August saw us reopening our mist nets after a short break and this month took us back to the sampling transects on Island and Rio trails. Some of you may recall that Island was one of our best sights for bird diversity as the stands of bamboo yielded some wonderful birds in previous studies. Once again we were not disappointed as we had a high number of recaptures (birds we had previously ringed) and some of our old favourites were recaptured. Perhaps the most exciting of these was a male Rufous-headed Woodpecker (Celeus spectabilis), a bamboo specialist that we had caught previously. The exciting element to this capture was that this male did not have a ring and so we must have at least two breeding pairs of these rare birds in a relatively small bamboo stand. This is a clear indicator of a very healthy ecosystem and very satisfying in that our efforts to protect the area appear to be having a very positive effect. Other exciting captures included a pair of White-tipped Doves (Leptotila verreauxi), a Greater Shiffornis (Sciffornis major) - a type of flycatcher- and several Green and gold Tanagers (Tangara schrankii). September will see us finish the last two transects, Roxanne and Anaconda Colpa, before taking a break until the wet seasons kicks in and we start the circuit again.

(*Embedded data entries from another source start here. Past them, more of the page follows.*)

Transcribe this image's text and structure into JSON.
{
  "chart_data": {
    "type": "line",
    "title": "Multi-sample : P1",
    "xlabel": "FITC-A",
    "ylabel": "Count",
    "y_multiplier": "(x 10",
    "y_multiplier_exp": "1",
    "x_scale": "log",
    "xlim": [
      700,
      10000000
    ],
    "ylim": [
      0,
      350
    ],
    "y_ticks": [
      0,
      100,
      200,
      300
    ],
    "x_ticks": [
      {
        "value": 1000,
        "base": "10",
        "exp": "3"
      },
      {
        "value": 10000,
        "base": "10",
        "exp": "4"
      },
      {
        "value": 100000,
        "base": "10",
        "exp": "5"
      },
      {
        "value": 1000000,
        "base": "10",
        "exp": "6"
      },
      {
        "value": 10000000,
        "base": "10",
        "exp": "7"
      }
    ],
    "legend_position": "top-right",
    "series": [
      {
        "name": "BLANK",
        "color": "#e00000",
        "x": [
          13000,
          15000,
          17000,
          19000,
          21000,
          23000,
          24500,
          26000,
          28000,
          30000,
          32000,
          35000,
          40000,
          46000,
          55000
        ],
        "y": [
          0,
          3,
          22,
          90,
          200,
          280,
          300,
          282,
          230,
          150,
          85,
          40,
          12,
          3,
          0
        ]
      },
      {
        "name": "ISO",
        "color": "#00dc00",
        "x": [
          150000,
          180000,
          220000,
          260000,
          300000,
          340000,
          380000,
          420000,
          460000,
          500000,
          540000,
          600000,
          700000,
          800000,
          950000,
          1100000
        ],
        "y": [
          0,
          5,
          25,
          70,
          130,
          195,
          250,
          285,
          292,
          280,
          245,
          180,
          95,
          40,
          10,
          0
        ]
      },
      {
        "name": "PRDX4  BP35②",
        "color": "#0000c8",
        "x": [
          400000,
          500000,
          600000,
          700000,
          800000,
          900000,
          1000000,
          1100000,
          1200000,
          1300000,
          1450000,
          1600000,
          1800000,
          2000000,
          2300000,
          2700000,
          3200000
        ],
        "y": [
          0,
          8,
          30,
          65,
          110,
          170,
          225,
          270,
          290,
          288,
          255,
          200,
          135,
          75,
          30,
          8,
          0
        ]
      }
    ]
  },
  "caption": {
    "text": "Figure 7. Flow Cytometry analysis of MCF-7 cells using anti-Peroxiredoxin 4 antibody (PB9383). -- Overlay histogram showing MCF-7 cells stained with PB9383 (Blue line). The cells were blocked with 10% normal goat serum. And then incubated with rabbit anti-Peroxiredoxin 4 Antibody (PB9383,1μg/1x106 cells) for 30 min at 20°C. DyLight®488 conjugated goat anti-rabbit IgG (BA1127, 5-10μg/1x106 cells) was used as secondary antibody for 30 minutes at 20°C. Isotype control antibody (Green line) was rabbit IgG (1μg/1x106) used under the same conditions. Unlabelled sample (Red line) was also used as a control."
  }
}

There was plenty of other work going on this month as well as we started to repair and raise the level of the dam. The higher level will create a much higher pressure of water and the idea is use this greater force to generate electricity next year when the river drops again. Still the work was made more interesting by the discovery of a largish Fer-de-lance snake (Bothrops atrox) during the construction work. The discovery of this highly poisonous snake understandably put everyone on edge to the point that the following day we found what appeared to be yet another fer-de-lance. Two sightings in quick succession were startling but upon closer inspection the second species turned out to be a very clever mimic. These “false” pit vipers have evolved to imitate their deadly cousins as a form of defence but we were able to identify it as not only a fake but also a new addition to our ever growing list of species.
We continue to work on the farm project, clearing trails, monitoring the flora and fauna of the reserve and much more. September will see us as busy as ever as we finish this phase of mist netting, start the construction of our new dining room, continue the maintenance of our animal enclosures and plenty more besides.